Partant de ces observations, l’équipe a mis au point une prothèse capable de décoder ces contractions musculaires. « Nous avons adapté le paradigme qui existait déjà pour les prothèses de l’avant-bras », précise Nathanaël Jarrassé, de l’Institut des systèmes intelligents et de robotique de Sorbonne Université. « Mais, contrairement aux personnes amputées en dessous du coude qui, elles, possèdent encore dans l’avant-bras les muscles qui permettaient de bouger le poignet et les doigts, les personnes amputées du bras ne les possèdent plus. »
L’équipe a utilisé des techniques d’apprentissage automatique (machine learning en anglais), en entraînant un algorithme à reconnaître le schéma de contraction musculaire propre à chaque mouvement du membre fantôme et propre à chaque patient. « Il s’agit d’un algorithme de classification, comme ceux qui reconnaissent des visages ou des chiens dans une image. Sauf que le nôtre reconnaît les signaux électriques des contractions musculaires du membre résiduel », explique Nathanaël Jarrassé.
Deux patients ont ainsi réussi à saisir, à l’aide de la prothèse – non portée, mais placée près de leur moignon de bras – un cylindre, une balle, puis une pince à linge, et sont parvenus à les lâcher au-dessus d’un récipient. Et ce, après seulement quelques minutes d’entraînement. Un résultat qui ne va pas de soi avec les prothèses actuelles. « Celles qui équipent les personnes amputées au niveau du bras sont très contraignantes », explique Nathanël Jarrassé. « À partir de deux muscles dans le moignon, il faut apprendre à effectuer des contractions particulières pour mobiliser les articulations du coude, du poignet et de la main sur la prothèse. Les contractions des groupes musculaires n’ont en plus rien à voir avec les mouvements effectués. En conséquence, le dialogue avec la prothèse est très complexe et implique une charge cognitive lourde. »
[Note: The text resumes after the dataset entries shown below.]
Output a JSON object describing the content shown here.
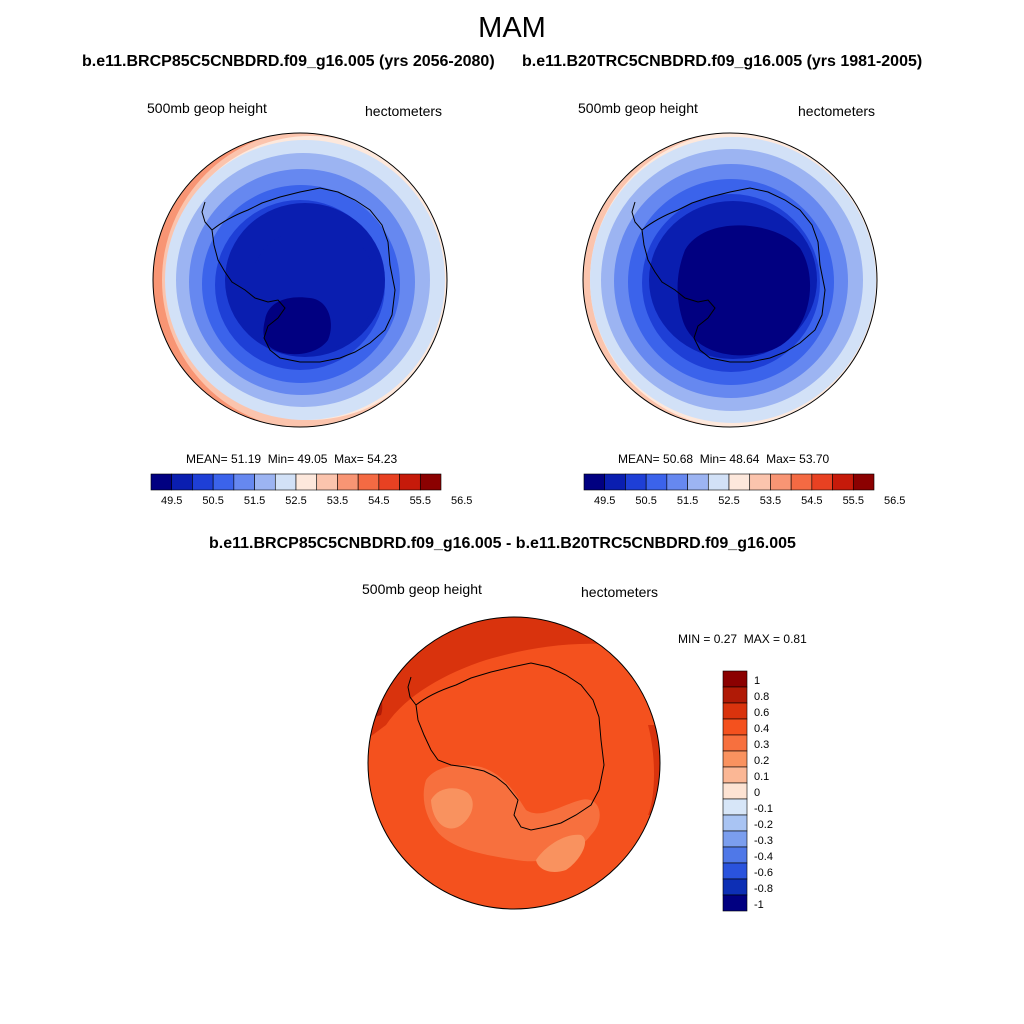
{
  "figure": {
    "title": "MAM"
  },
  "panels": [
    {
      "title": "b.e11.BRCP85C5CNBDRD.f09_g16.005 (yrs 2056-2080)",
      "left_label": "500mb geop height",
      "right_label": "hectometers",
      "stats": {
        "mean_label": "MEAN=",
        "mean": "51.19",
        "min_label": "Min=",
        "min": "49.05",
        "max_label": "Max=",
        "max": "54.23"
      }
    },
    {
      "title": "b.e11.B20TRC5CNBDRD.f09_g16.005 (yrs 1981-2005)",
      "left_label": "500mb geop height",
      "right_label": "hectometers",
      "stats": {
        "mean_label": "MEAN=",
        "mean": "50.68",
        "min_label": "Min=",
        "min": "48.64",
        "max_label": "Max=",
        "max": "53.70"
      }
    },
    {
      "title": "b.e11.BRCP85C5CNBDRD.f09_g16.005 - b.e11.B20TRC5CNBDRD.f09_g16.005",
      "left_label": "500mb geop height",
      "right_label": "hectometers",
      "stats": {
        "min_label": "MIN =",
        "min": "0.27",
        "max_label": "MAX =",
        "max": "0.81"
      }
    }
  ],
  "chart_data": [
    {
      "type": "heatmap",
      "projection": "south-polar-stereographic",
      "panel": "b.e11.BRCP85C5CNBDRD.f09_g16.005 (yrs 2056-2080)",
      "variable": "500mb geop height",
      "units": "hectometers",
      "colorbar_orientation": "horizontal",
      "colorbar_ticks": [
        "49.5",
        "50.5",
        "51.5",
        "52.5",
        "53.5",
        "54.5",
        "55.5",
        "56.5"
      ],
      "colorbar_colors": [
        "#010081",
        "#0a1eb0",
        "#1e3fd6",
        "#3b63eb",
        "#6688f0",
        "#9cb4f2",
        "#d2e1f7",
        "#fde8dc",
        "#fbc4ad",
        "#f89574",
        "#f46a43",
        "#e84122",
        "#c61a0a",
        "#8b0101"
      ],
      "mean": 51.19,
      "min": 49.05,
      "max": 54.23
    },
    {
      "type": "heatmap",
      "projection": "south-polar-stereographic",
      "panel": "b.e11.B20TRC5CNBDRD.f09_g16.005 (yrs 1981-2005)",
      "variable": "500mb geop height",
      "units": "hectometers",
      "colorbar_orientation": "horizontal",
      "colorbar_ticks": [
        "49.5",
        "50.5",
        "51.5",
        "52.5",
        "53.5",
        "54.5",
        "55.5",
        "56.5"
      ],
      "colorbar_colors": [
        "#010081",
        "#0a1eb0",
        "#1e3fd6",
        "#3b63eb",
        "#6688f0",
        "#9cb4f2",
        "#d2e1f7",
        "#fde8dc",
        "#fbc4ad",
        "#f89574",
        "#f46a43",
        "#e84122",
        "#c61a0a",
        "#8b0101"
      ],
      "mean": 50.68,
      "min": 48.64,
      "max": 53.7
    },
    {
      "type": "heatmap",
      "projection": "south-polar-stereographic",
      "panel": "difference",
      "variable": "500mb geop height",
      "units": "hectometers",
      "colorbar_orientation": "vertical",
      "colorbar_ticks": [
        "1",
        "0.8",
        "0.6",
        "0.4",
        "0.3",
        "0.2",
        "0.1",
        "0",
        "-0.1",
        "-0.2",
        "-0.3",
        "-0.4",
        "-0.6",
        "-0.8",
        "-1"
      ],
      "colorbar_colors": [
        "#8b0101",
        "#b01a06",
        "#d9330d",
        "#f4511e",
        "#f7703e",
        "#f9925f",
        "#fbb795",
        "#fde3d3",
        "#d7e6f8",
        "#a9c4f3",
        "#7b9eee",
        "#4f78e8",
        "#2a53dd",
        "#0d2fb5",
        "#010081"
      ],
      "min": 0.27,
      "max": 0.81
    }
  ]
}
Certes, des éléments du nouveau prototype restent à perfectionner. Par exemple, la fatigue, l’anxiété ou encore la sudation perturbent les schémas de contraction musculaire. « Néanmoins, explique Jozina de Graaf, nous avons apporté la preuve de concept que même sans chirurgie, il était possible d’obtenir des résultats. Et au-delà de ça, poursuit-elle, notre travail permet de libérer le tabou du membre fantôme. Il y a encore des patients qui n’osent pas en parler, de peur de passer pour fous ou de se voir répondre que cela correspond en fait à un refus d’accepter leur condition. » L’équipe comporte d’ailleurs une socio-anthropologue qui travaille sur la perception du phénomène du membre fantôme. Les chercheurs espèrent que leur recherche, à la fois fondamentale, appliquée et multidisciplinaire, contribuera à porter un nouveau regard sur le membre fantôme et à ne plus le considérer seulement sous l’angle de la douleur.